Pioneering AI technology, Network Analysis, is now able to identify and predict the development of cancer symptom clusters – could this alleviate distress?
Cancer patients who undergo chemotherapy could soon benefit from Network Analysis, a new form of artificial intelligence that is designed to have the ability to identify and predict the development of different combinations of cancer symptom clusters – helping to alleviate much of the distress caused by their occurrence and severity.
Using Network Analysis to examine cancer symptom clusters
Published by Nature Scientific Reports, researchers from the University of Surrey, UK, and the University of California, USA, detail how they used Network Analysis (NA) to investigate the structure and relationships between 38 common symptoms reported by over 1,300 cancer patients receiving chemotherapy.
Payam Barnaghi, Professor of Machine Intelligence at the Centre for Vision, Speech and Signal Processing (CVSSP) at the University of Surrey, said: “This is the first use of Network Analysis as a method of examining the relationships between common symptoms suffered by a large group of cancer patients undergoing chemotherapy.
“The detailed and intricate analysis this method provides could become crucial in planning the treatment of future patients – helping to better manage their symptoms across their healthcare journey.”
Details of the study
Some of the most common symptoms reported by patients were nausea, difficulty concentrating, fatigue, drowsiness, dry mouth, hot flushes, numbness, and nervousness.
The team then grouped these symptoms into three key networks: occurrence, severity and distress.
The NA enabled the team to identify nausea as central, impacting symptoms across all three different key networks.
The innovative way of using Network Analysis
Nikolaos Papachristou, co-author of the study and research student from CVSSP, said: “I am proud of our continued work to support cancer patients during their treatment and improving their quality of life with the help of machine learning.”
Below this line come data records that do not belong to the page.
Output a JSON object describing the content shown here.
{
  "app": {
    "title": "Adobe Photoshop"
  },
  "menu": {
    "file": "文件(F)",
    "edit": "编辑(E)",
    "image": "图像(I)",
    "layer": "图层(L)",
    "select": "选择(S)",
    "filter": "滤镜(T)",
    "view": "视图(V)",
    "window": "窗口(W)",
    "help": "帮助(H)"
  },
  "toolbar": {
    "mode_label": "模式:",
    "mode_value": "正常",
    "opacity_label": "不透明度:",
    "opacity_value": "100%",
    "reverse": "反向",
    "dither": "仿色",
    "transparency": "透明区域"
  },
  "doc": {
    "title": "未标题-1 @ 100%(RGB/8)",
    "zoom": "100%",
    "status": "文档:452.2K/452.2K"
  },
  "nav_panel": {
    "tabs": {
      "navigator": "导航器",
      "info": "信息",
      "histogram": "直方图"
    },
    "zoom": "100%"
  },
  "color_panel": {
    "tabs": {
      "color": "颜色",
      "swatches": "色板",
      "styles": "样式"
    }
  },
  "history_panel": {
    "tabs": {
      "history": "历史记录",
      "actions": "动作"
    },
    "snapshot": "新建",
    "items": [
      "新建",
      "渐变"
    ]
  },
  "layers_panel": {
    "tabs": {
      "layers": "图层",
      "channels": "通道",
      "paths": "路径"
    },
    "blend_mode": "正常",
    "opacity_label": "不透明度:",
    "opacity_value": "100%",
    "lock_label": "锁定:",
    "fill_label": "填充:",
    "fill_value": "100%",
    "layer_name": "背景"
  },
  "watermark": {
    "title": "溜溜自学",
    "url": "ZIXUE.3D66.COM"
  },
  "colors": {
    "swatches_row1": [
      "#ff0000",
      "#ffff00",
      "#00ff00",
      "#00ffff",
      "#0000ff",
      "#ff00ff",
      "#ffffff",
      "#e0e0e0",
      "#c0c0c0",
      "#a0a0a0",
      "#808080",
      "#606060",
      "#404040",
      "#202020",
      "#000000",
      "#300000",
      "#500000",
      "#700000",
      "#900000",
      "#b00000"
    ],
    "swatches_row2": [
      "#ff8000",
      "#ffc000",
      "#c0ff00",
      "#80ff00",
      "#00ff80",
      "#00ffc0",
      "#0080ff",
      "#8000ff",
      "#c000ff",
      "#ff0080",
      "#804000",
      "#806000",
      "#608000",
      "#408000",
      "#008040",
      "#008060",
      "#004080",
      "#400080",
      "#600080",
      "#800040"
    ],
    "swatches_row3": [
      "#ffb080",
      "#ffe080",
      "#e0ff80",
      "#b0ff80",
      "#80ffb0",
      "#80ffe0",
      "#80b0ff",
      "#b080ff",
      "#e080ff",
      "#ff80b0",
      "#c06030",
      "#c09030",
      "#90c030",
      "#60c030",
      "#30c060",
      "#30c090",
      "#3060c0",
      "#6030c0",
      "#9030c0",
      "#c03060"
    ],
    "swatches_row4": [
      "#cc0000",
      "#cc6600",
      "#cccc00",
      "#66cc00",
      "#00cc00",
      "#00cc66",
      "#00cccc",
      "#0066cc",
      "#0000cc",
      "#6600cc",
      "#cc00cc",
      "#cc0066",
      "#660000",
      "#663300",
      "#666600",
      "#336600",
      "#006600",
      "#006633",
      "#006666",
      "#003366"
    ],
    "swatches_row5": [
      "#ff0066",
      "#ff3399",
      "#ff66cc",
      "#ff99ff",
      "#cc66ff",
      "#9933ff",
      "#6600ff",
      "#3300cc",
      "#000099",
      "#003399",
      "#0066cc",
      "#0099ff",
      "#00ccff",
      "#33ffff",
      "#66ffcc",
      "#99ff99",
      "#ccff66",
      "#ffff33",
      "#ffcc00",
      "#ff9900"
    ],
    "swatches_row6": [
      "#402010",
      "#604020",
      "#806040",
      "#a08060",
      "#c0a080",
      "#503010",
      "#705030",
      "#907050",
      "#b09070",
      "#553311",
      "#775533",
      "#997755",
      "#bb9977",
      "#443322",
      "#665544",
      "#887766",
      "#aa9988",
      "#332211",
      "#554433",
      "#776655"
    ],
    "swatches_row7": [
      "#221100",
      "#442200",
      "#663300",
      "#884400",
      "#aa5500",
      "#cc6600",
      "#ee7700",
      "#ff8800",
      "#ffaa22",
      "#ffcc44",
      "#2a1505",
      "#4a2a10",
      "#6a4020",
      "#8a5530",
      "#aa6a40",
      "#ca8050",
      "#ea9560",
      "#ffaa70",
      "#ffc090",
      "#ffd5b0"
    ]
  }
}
Professor Adrian Hilton, Director of CVSSP, said: “This is another heartening development from Professor Barnaghi and his group. This world-first study of how NA methods can help identify and analyse the symptoms of cancer patients supports the real benefits machine learning brings to society and the future of the healthcare industry.”
Professor Christine Miaskowski from the University of California said: “This fresh approach will allow us to develop and test novel and more targeted interventions to decrease symptom burden in cancer patients undergoing chemotherapy.”